I reached for the gun to check it was still there, then kept my hand in my pocket. ‘I could kill you now.’

To her credit, she managed not to flinch. ‘Without taking your hand out of your pocket?’

‘You’re welcome to try me.’ It felt like a charade; like a scripted piece we had fallen into rehearsing. It also felt like we had no choice but to follow the script to its conclusion, whatever that happened to be.

‘Do you really think you could hit me like that?’

‘It wouldn’t be the first time I’ve killed someone firing from this angle.’ But, I thought, it would be the first time I had meant to do it. After all, I had not intended to kill Gitta. I was also unsure I really wanted to kill Zebra.
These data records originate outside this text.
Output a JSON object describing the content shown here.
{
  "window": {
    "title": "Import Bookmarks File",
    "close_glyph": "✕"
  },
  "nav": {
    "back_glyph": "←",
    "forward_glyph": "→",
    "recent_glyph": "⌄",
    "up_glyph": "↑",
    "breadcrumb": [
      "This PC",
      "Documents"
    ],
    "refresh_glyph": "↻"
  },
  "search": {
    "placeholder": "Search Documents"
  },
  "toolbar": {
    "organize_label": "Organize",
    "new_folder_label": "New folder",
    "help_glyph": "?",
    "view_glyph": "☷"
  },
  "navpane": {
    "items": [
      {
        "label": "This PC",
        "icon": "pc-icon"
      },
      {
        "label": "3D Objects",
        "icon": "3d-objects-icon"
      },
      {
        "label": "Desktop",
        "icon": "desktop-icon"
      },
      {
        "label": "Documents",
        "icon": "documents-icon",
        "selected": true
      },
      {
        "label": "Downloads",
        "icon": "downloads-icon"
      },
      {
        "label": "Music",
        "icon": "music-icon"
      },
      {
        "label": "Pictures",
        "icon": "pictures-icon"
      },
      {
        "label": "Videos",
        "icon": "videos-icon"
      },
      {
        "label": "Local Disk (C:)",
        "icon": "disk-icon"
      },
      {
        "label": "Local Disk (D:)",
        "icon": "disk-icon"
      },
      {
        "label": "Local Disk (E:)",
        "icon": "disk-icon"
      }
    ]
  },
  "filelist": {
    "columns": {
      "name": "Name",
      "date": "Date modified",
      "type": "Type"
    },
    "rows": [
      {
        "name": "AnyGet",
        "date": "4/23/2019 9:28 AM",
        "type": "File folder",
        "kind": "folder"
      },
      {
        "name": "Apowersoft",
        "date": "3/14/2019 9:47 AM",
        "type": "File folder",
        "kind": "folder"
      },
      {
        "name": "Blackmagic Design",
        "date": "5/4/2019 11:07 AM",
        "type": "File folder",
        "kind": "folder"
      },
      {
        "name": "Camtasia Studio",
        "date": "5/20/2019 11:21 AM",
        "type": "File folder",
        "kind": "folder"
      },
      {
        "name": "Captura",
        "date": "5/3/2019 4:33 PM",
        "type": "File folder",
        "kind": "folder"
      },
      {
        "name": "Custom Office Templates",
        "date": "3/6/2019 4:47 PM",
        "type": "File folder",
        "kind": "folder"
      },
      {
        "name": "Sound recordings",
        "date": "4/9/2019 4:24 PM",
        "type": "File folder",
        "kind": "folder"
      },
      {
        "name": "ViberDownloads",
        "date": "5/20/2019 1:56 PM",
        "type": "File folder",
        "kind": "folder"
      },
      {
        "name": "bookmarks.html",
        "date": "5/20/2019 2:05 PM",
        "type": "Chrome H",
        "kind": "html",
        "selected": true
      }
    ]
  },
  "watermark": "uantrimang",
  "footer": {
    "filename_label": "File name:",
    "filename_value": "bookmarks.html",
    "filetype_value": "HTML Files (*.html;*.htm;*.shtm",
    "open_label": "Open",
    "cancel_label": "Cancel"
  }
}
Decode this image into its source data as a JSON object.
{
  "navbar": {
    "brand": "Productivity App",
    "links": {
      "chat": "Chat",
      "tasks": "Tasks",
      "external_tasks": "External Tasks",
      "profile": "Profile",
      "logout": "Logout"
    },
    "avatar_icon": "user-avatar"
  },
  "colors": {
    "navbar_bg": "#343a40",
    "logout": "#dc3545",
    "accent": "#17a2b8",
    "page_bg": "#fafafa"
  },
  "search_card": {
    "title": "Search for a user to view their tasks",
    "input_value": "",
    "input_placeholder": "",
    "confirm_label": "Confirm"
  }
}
Had not meant to kill Gitta…

I’d been trying not to think about it, but like a maze with only one exit, my thoughts always meandered back to that one moment. Now, after long repression, they welled up and exploded like a gang of rowdy gatecrashers. I had not remembered it before now. Gitta had died, yes, but I had comfortably avoided thinking too closely about the manner of her death. She had died in the attack — so what else was there to think about? Nothing.

Except the simple fact that I had killed her.

This is what I remembered.

Gitta awoke first. She was the first to hear the attackers as they swept past the cordon, concealed in the strobe-lighting of the electrical storm. Her yelps of fear woke me, her naked body tensing against me. I saw three of them: three silhouetted shapes cast against the fabric of the tent, like grotesqueries in a shadow theatre. When each pulse of lightning flashed, they were somewhere else — sometimes one of them, sometimes two, sometimes all three. I could hear screaming — recognising in the timbre of each exclamation one of our own people. The screams were very short and concentrated, like trumpet blasts.

Ionisation-trails scythed through the tent and the force of the storm reached through the gashes like a creature of rain and wind. I cupped my hand across Gitta’s mouth and felt under my pillow for the gun I had placed there before retiring, satisfied when my hand detected its cool presence and found its contoured grip.